1. **Redundancy Problem:** In a denormalized version of the database, if we had to move the Lakers from Los Angeles to another city, what would we need to do and why would it be risky?

2. **Normalization Benefit:** Look at our four-table design. How does having a separate `players` table prevent the insertion anomaly (a problem where we can't add data without incomplete records)?

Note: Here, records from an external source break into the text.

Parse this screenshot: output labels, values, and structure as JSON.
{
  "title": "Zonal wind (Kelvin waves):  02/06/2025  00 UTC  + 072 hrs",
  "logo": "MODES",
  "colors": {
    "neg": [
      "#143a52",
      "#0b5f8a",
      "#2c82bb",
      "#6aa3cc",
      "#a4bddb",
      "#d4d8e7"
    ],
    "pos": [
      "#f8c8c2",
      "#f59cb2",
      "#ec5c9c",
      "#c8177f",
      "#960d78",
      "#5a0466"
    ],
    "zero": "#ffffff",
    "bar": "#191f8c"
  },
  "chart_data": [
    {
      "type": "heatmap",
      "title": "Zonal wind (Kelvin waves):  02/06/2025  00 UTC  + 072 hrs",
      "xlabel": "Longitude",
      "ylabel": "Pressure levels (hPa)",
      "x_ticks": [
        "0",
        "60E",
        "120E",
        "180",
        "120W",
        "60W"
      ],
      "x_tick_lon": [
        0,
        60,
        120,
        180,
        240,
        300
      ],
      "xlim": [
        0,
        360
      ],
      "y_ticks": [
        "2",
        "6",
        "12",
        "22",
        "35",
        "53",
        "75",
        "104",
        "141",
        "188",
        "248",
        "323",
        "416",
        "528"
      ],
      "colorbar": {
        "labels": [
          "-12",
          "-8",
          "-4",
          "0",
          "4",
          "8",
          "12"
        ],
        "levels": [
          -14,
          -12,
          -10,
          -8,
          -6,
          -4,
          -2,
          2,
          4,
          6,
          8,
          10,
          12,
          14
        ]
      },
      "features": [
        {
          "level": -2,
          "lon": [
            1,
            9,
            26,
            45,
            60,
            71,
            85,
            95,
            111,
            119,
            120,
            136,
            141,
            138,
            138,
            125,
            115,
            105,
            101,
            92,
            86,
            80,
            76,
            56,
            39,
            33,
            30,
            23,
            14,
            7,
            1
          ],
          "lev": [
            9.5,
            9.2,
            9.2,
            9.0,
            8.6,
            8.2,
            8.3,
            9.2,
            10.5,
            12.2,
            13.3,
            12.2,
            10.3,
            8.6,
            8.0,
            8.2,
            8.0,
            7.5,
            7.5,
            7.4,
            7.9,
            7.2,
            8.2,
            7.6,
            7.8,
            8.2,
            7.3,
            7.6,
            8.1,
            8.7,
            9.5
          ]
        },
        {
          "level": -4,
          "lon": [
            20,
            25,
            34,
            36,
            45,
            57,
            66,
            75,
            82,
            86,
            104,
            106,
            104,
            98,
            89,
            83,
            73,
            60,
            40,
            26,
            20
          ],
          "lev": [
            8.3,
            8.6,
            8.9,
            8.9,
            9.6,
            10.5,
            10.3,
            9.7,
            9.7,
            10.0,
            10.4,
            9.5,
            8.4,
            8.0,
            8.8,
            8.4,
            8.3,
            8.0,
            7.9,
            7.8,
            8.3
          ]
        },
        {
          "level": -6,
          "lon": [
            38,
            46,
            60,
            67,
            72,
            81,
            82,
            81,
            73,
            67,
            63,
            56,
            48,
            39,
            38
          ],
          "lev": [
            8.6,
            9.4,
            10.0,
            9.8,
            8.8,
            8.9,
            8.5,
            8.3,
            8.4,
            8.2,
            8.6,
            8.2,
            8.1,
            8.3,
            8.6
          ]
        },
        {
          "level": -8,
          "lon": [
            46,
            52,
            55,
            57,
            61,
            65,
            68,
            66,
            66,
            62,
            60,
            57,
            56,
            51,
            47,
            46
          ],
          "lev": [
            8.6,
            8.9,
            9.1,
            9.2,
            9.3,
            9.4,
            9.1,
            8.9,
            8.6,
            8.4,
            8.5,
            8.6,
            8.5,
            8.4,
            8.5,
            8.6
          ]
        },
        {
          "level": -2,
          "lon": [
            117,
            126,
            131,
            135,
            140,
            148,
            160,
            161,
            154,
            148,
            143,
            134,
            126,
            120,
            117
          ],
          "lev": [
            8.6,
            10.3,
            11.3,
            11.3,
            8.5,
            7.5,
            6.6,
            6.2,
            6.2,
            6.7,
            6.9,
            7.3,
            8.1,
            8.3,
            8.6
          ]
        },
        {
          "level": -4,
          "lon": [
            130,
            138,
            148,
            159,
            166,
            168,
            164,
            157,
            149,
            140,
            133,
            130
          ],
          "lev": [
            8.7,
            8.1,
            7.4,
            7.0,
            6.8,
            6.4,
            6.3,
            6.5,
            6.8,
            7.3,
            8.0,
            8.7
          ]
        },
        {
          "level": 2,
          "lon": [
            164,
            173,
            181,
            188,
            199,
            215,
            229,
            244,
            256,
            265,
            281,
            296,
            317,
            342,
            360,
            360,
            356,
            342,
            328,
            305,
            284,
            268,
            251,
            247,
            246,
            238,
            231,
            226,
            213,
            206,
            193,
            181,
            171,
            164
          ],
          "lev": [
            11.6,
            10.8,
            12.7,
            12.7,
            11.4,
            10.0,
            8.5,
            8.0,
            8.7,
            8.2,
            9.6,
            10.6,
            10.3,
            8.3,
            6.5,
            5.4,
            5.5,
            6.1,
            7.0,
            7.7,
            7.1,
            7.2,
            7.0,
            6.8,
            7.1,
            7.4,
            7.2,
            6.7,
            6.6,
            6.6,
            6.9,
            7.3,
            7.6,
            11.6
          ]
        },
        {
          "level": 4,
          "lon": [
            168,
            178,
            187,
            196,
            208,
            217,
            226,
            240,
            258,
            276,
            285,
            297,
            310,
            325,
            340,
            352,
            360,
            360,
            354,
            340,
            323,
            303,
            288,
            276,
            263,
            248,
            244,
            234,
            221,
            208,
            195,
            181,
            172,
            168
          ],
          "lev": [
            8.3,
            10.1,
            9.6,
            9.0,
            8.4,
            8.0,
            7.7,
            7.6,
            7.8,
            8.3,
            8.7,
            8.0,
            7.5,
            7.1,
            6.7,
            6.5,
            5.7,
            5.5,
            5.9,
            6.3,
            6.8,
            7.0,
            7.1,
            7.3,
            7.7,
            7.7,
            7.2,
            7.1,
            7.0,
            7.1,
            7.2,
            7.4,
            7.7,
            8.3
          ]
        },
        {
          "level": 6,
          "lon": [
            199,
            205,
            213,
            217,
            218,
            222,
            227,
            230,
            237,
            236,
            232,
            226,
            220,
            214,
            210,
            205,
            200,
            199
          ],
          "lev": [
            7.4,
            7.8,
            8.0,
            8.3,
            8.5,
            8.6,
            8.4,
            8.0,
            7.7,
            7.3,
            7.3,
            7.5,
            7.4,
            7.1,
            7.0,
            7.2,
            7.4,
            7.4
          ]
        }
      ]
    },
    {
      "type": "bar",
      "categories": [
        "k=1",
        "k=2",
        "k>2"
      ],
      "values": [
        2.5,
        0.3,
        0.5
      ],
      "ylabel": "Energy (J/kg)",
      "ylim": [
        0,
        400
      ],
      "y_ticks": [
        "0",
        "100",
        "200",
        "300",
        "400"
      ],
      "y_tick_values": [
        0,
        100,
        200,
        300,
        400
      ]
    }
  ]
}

3. **Foreign Key Integrity:** What would happen if we deleted a team from the `teams` table but that team's records still existed in `team_game_stats`? (This is called a referential integrity violation.)

*(Write your answers below)*

---

## Summary

- **Multiple tables** reduce redundancy and prevent anomalies
- **Primary keys** uniquely identify each row
- **Foreign keys** create relationships between tables
- **Normalization** (1NF, 2NF, 3NF) is a systematic way to design databases
- The **NBA database** demonstrates all these principles in a real-world context

Understanding these concepts is fundamental to becoming a database designer and developer.